Israel to Seek Revision of Armistice Pact at United Nations Council

April 8, 1954
See Original Daily Bulletin From This Date
Advertisement

Ambassador Abba Eban, head of the Israel delegation to the United Nations, today told a press conference here that, when the UN Security Council starts its considerations tomorrow on the Arab-Israel crisis, Israel will emphasize the fact that a total and complete breakdown of the armistice agreement with Jordan is now evident, and will suggest that the Council review the agreement.

Mr. Eban emphasized that, if the Security Council would bring Israel and Jordan together under the provision of Article XII of the armistice agreement, it could “mark a turning point in this unhappy story.”

Article XII, the clause which makes a meeting between Israel and Jordan compulsory, was the most important part of the whole armistice agreement, Mr. Eban said. No precedent existed, he went on, for one party to refuse to meet with another as Jordan has refused to attend the conference convoked by the UN Secretary General.

The Israeli representative said that Israel wanted a peace settlement. But short of that, its minimal requirement was a restoration of the Israel-Jordan armistice agreement in its full integrity. Parts of an agreement, he continued, could not be operative while other parts were in force. He added that Jordan could not have just the articles of the armistice agreement which it wanted.

JORDAN FAILURE TO RESPECT THE PACT CITED BY EBAN

Mr. Eban said that not a single one of the 13 articles in the Jordan agreement was being respected by the Jordanians. He announced that he would ask the Council not only to review the whole agreement but to condemn Jordan for tearing it up.

The Israel Ambassador spoke of “three factors” which resulted in the “total and complete breakdown of the armistice agreement. ” These factors, he said, were: 1. The maintenance and intensification of the guerilla warfare by Jordan against Israel; 2. The decrease in the willingness of the Israeli people to suffer atrocities without response; 3. The sense that the United Nations flag was being hauled down.

As far as the latter was concerned, Mr. Eban said that there was a feeling in Israel that the United Nations was inactive. This was due to the fact that the Armistice Commission could reach no decision on the Scorpion Pass episode; the way in which any resolution in favor of Israel in the Security Council was vetoed by the Soviet; the Secretary General’s inability to pursue efforts to bring about a conference with Jordan under Article XII “to stop the killing. “

The Israeli representative said that, since the Security Council had last discussed the Israeli-Jordan armistice agreement, 38 Israelis had been killed and wounded, and 28 had been abducted. He declared that everyone in Israel lived under constant fear of attack.

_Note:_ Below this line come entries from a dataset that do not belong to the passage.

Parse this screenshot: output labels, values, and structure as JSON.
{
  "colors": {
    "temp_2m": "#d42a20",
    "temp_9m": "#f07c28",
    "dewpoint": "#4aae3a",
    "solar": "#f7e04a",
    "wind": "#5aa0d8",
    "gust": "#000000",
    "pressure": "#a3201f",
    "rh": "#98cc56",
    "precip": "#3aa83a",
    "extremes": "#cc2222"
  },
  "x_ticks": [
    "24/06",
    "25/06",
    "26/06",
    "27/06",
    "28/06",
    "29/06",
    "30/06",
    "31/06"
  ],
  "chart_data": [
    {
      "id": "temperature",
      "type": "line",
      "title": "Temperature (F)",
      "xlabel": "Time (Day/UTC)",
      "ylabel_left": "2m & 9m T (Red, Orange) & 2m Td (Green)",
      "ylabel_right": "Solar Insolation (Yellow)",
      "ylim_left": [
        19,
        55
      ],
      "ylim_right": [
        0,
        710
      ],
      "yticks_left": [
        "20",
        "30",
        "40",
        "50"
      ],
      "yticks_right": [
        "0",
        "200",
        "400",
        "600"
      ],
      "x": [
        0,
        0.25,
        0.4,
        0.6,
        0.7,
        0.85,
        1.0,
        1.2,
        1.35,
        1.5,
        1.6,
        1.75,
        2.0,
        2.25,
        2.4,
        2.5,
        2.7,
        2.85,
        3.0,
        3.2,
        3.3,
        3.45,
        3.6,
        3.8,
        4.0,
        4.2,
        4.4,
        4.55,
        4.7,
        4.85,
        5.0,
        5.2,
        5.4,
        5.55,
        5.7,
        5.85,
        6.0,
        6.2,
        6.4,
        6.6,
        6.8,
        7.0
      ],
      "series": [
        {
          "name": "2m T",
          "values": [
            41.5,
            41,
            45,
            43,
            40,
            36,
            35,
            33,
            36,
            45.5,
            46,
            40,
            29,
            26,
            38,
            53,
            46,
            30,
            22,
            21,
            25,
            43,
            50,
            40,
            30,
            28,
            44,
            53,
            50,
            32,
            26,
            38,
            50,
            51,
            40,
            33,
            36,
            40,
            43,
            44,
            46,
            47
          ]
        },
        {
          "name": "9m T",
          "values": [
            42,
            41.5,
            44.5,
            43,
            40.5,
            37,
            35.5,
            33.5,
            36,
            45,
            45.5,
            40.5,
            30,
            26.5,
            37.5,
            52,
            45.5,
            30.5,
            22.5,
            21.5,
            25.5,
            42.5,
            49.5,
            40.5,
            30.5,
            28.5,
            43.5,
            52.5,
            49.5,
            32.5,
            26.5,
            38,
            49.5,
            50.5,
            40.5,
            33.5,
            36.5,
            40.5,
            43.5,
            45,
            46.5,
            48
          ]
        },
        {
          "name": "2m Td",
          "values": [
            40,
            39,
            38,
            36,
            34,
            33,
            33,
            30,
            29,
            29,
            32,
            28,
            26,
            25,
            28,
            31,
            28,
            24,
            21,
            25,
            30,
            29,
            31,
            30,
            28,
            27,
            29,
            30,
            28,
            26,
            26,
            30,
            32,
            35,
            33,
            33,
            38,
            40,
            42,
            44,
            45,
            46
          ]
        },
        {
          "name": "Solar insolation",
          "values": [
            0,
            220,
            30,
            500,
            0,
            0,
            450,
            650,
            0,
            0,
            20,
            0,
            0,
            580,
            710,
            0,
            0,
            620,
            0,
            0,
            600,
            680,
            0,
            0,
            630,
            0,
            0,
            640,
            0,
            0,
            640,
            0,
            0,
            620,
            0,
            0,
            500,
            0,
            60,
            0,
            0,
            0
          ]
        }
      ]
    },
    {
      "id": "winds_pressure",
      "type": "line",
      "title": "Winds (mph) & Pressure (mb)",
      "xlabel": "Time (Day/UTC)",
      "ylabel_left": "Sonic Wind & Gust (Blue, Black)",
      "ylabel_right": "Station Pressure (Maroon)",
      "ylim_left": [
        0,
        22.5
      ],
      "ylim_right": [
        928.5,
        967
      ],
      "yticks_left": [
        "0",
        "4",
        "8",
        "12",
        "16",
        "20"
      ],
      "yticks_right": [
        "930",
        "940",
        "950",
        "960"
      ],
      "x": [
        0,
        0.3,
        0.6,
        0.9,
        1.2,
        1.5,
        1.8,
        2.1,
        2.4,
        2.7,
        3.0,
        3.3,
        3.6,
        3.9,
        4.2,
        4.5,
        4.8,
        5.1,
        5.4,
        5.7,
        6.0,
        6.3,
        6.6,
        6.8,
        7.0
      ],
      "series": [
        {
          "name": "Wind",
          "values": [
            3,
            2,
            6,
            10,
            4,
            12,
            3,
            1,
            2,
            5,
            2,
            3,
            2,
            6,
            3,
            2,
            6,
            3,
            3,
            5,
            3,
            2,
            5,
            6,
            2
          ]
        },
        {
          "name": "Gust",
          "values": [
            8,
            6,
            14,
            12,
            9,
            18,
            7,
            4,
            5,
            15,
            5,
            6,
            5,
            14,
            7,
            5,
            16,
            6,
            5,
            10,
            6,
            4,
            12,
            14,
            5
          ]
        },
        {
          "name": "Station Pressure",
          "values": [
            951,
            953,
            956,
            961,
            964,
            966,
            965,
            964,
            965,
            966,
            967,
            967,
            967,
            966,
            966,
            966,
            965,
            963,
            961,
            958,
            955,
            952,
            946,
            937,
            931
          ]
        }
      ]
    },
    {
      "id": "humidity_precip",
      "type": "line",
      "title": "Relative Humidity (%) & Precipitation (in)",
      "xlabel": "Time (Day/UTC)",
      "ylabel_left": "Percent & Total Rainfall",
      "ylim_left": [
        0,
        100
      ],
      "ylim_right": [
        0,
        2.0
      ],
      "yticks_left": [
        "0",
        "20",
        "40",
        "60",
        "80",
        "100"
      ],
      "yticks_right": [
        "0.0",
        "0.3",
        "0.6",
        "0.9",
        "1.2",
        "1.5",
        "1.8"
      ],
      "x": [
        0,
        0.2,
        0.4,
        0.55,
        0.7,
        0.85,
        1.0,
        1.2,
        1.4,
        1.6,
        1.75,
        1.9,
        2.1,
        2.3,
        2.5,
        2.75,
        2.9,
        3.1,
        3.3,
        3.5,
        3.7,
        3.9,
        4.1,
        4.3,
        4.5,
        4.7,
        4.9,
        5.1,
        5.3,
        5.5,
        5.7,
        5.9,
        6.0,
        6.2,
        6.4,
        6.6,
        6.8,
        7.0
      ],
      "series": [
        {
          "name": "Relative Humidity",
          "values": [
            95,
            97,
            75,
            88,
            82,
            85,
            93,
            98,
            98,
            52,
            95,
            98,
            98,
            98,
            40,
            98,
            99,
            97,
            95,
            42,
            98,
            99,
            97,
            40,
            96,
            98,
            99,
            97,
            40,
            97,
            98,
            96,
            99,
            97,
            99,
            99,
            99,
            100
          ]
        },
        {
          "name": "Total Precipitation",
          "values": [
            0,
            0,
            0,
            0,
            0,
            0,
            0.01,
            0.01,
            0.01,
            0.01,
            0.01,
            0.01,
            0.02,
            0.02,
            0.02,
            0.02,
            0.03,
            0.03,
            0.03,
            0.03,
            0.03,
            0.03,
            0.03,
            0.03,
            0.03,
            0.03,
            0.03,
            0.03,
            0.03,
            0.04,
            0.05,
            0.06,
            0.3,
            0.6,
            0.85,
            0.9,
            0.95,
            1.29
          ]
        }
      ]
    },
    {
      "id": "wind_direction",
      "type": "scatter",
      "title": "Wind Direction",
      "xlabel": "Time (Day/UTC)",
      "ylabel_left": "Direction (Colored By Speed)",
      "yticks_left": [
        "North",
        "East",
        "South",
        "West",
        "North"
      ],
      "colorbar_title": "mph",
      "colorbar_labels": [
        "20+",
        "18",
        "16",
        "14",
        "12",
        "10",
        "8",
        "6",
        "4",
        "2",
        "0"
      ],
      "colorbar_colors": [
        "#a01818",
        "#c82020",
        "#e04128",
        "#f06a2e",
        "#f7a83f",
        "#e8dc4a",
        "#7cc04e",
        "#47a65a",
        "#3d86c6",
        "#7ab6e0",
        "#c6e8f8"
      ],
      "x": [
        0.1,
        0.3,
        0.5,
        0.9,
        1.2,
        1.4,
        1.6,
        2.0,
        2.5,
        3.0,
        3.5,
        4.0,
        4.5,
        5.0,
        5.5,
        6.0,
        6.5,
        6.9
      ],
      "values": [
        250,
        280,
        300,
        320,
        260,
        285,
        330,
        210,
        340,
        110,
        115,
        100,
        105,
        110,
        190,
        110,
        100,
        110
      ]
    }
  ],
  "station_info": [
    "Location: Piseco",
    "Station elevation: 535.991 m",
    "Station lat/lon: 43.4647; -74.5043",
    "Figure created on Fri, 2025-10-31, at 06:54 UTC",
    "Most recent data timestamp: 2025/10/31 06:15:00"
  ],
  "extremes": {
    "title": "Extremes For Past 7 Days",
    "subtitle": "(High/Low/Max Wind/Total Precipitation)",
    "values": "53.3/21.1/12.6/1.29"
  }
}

(Five members of the Arab League–Egypt, Iraq, Saudi-Arabia, Syria and Yemen–put themselves on record at the UN yesterday as backing the complaint filed against Israel by the two remaining League members, Lebanon and Jordan. Lebanon, a member of the Security Council, had laid the grievance against Israel on behalf of Jordan, and this complaint is coming up for Security Council discussion tomorrow.)